Read Intimacy and Birth Control After Cancer: Part 1 here.
This blog is about recovery. This is how I am finding my way back. Now comes the part that is more uncomfortable to talk about.
It started slowly with a question. “What do you like?” he asked one evening after sipping a couple whiskies, perhaps some liquid courage. Whatever the reason for his question, I must give complete credit to my husband. He raised a metaphorical white flag and crossed the sexual picket line. He simply asked without judgment what I wanted and what I was ready for. And I told him.
What I needed most was emotional intimacy. I needed to feel that he cared about what I was going through. I needed affection, kisses, and hand holding before I could jump back into a physical relationship. What I didn’t tell him was that before I opened myself up again to that physical closeness, I needed to trust that he loved me enough to be able to see my now much changed body and still feel attraction as opposed to judgement or disgust.
We started small. Instead of sitting on opposite ends of the couch, we sat next to each other. We had a couple embarrassing but open conversations about “what we like” and more importantly what we each didn’t like. In almost ten years together, we had never just answered those simple questions.
Knowing birth control was a trigger for both of us, when we did become physical, we stayed away from activities that could cause pregnancy, not wanting to trigger conflict or add any anxiety or stress to my already stressful life. We focused instead on kissing and touching. I found to my surprise that, relatively quickly, I was ready for more.
Our birth control challenges required us to get creative and we both agreed that given our extraordinary challenges, it was time we trust each other enough to step outside our comfort zones. For the first time in our relationship, we found new ways to be intimate. I will spare the gory details but I will admit sometimes our attempts led to shocking levels of pleasure and sometimes it ended with us laughing and agreeing “we won’t do this again”. To our surprise, we found there were far more intimate and to some extent more satisfying ways to create physical connection than “doing the deed”.
Every cancer journey is different and every couple is different. I’m sure what worked for us will not necessarily work for every one. The important thing, I think, is that at whatever point a survivor finds themselves rebooting the physical connection with their partner, they must stay well within what they are physically and emotionally capable of. Most of all they must maintain an open and non-judgmental dialog between both partners.

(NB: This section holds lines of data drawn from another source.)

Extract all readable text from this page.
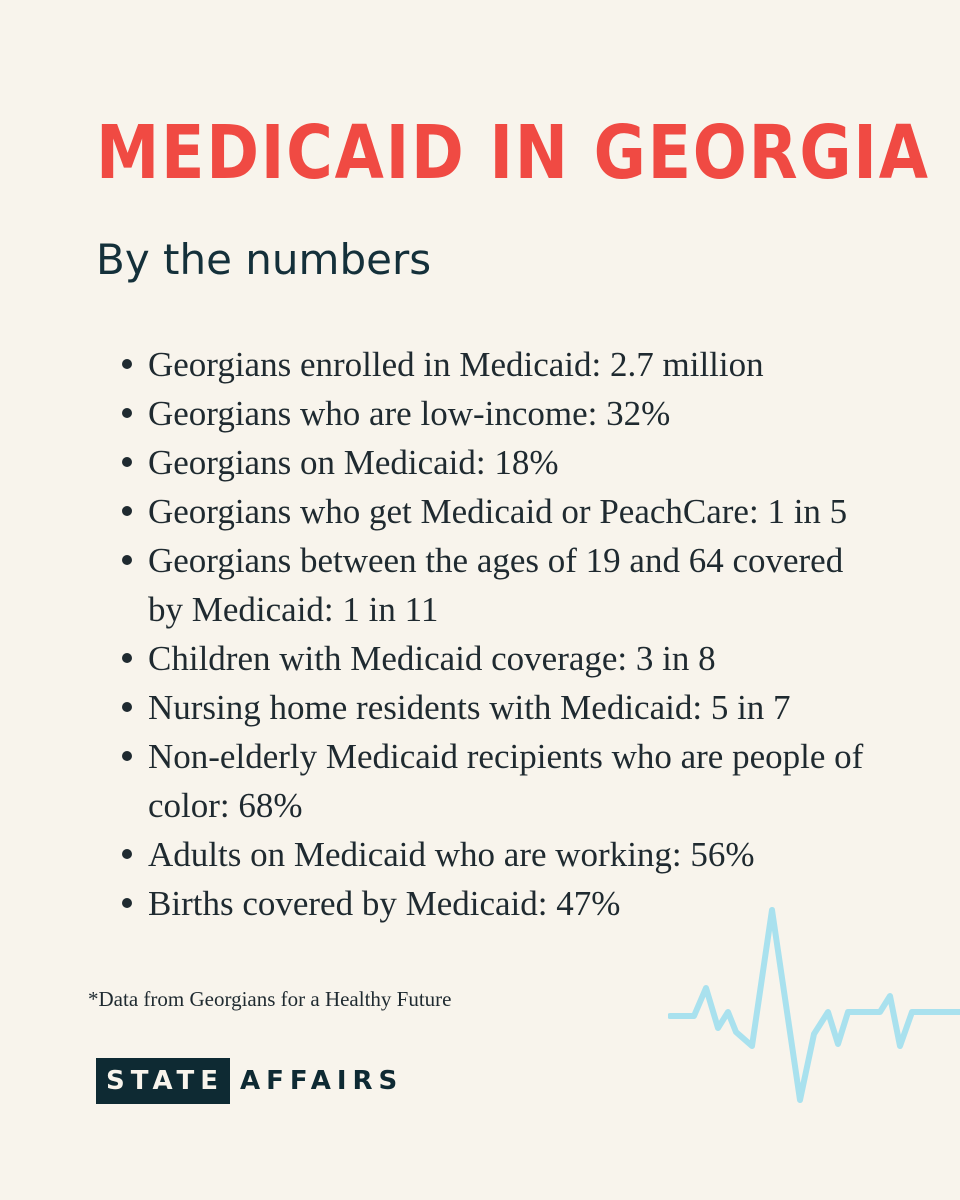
MEDICAID IN GEORGIA
By the numbers
Georgians enrolled in Medicaid: 2.7 million
Georgians who are low-income: 32%
Georgians on Medicaid: 18%
Georgians who get Medicaid or PeachCare: 1 in 5
Georgians between the ages of 19 and 64 covered by Medicaid: 1 in 11
Children with Medicaid coverage: 3 in 8
Nursing home residents with Medicaid: 5 in 7
Non-elderly Medicaid recipients who are people of color: 68%
Adults on Medicaid who are working: 56%
Births covered by Medicaid: 47%

*Data from Georgians for a Healthy Future

STATE AFFAIRS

My husband and I are early in our reconnection. We have a long way to go before we are back where we were before. As with everything in post cancer life, rebuilding that connection takes hard work. It takes trust between partners and dedication to the relationship. There are rough patches and days where we both retreat into our corners to cope with this new post cancer life in our own ways. But there are also days when our connection shines brightly and our future seems full of healthy promise.
We have not yet resolved our birth control problems. There are some problems that only time will solve. Hormonal birth control will never be a safe option for me again. Perhaps someday I will be physically ready for a tubal ligation or maybe someday he will be comfortable with a vasectomy. In the meantime we must build back our physical and emotional connection creatively and very carefully. As with everything having to do with cancer there will be victories and there will be failures but, at least in this case, the trying is pretty fun.